Redesign syscallbuf to always unwind on interruption
This is a major redesign of the syscallbuf code with the goal of establishing the invariant that we never switch away from a tracee while it's in the syscallbuf code. Instead, we unwind the syscallbuf code completely and execute the syscall at a special syscall instruction now placed in the extended jump patch.
The primary motivation for this that this fixes #3285, but I think the change is overall very beneficial. We have significant complexity in the recorder to deal with the possibility of interrupting the tracee during the syscallbuf. This commit does not yet remove this complexity (the change is already very big), but that should be easy to do as a follow up. Additionally, we used to be unable to perform syscall buffering for syscalls performed inside a signal handler that interrupted a syscall. This had performance implications on use cases like stack walkers, which often perform multiple memory-probing system calls for every frame to deal with the possibility of invalid unwind info.
There are many details here, but here's a high level overview. The layout of the new extended jump patch is:
<stack setup>
call <syscallbuf_hook>
// Bail path returns here
<stack restore>
syscall
<code from the original patch site>
// Non-bail path returns here.
jmp return_addr
One detail worth mentioning is what happens if a signal gets delivered once
the tracee is out of the syscallbuf, but still in the extended jump patch
(i.e. after the stack restore). In this case, rr will rewrite the ip of the
signal frame to point to the equivalent ip in the original, now patched code
section. Of course the instructions in question are no longer there, but
the CFI will nevertheless be generally accurate for the current register state
(excluding weird CFI that explicitly references the ip of course).
This allows unwinders in the end-user-application to never have to unwind
through any frame in the rr syscallbuf, which seems like a desirable
property. Of course, sigreturn must perform the opposite transformation
to avoid actually returning into a patched-out location.
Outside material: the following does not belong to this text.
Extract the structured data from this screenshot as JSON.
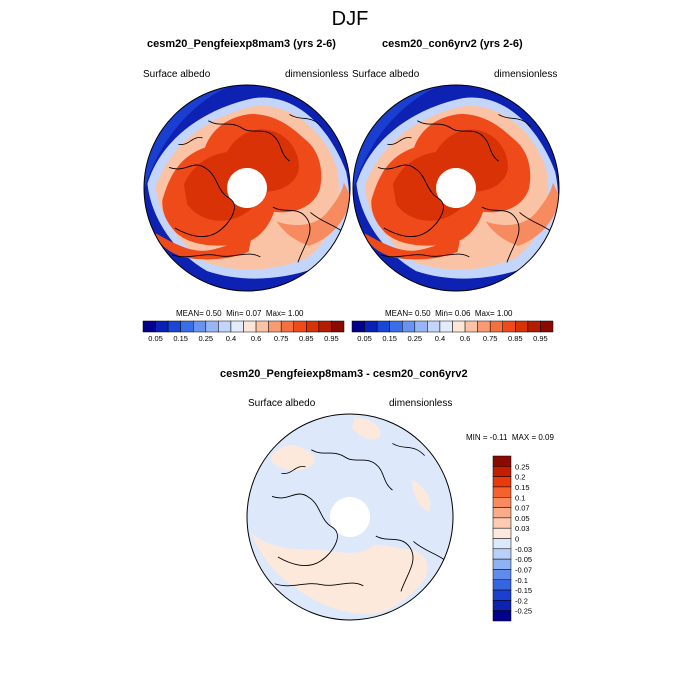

The main drawback of this scheme is that while the application will never see a location without CFI, GDB does still lack unwind information in the extended jump stub. This is not a new problem, but syscall events are now in the extended jump stub, so they come up quite frequently.
I don't think this is a huge problem - it's basically the same situation we used to have before the vdso changes. I believe the best way to fix this would be to establish some way of having rr inform gdb of its jump patches (in fact gdb already has this kind of mechanism for tracepoints, it's just not exposed for tracepoints initiated by the gdb server), but I don't intend to do this myself anytime in the near future. That said, I should note that doing this would not require any changes on the record side, so could be done anytime and start working retroactively for already recorded traces.
Note that this is just the x86_64/i686 version of this. Aarch64 merged while I was working on this, so that's not included yet, but should be reasonably straightforward. There's also a little bit of cleanup still to do, but this should work 100% otherwise, so if there's any concerns about the details, we can discuss them now.
Alright, I think this is working now everywhere. @rocallahan @yuyichao, please take a look. As I said, there's a fair bit of additional code deletion that could be done as a result of this, but I think we can do that in a follow up PR.
I think probably we should make a new rr release before we land this ... I expect this will destabilize things for a while.
I think probably we should make a new rr release before we land this ... I expect this will destabilize things for a while.
That's probably a good idea.
Rebased. Shall we go ahead with the release on master then? FWIW, I've used this a bit so far and have so far not found any new issues that came down to this change, but still an intermediate release is probably prudent.
Let's move forward with this! Can you rebase it? I promise I'll review it :-)
I'm still interested in this change. I ran into "Expected syscall_bp_vm to be clear" today while debugging a python process.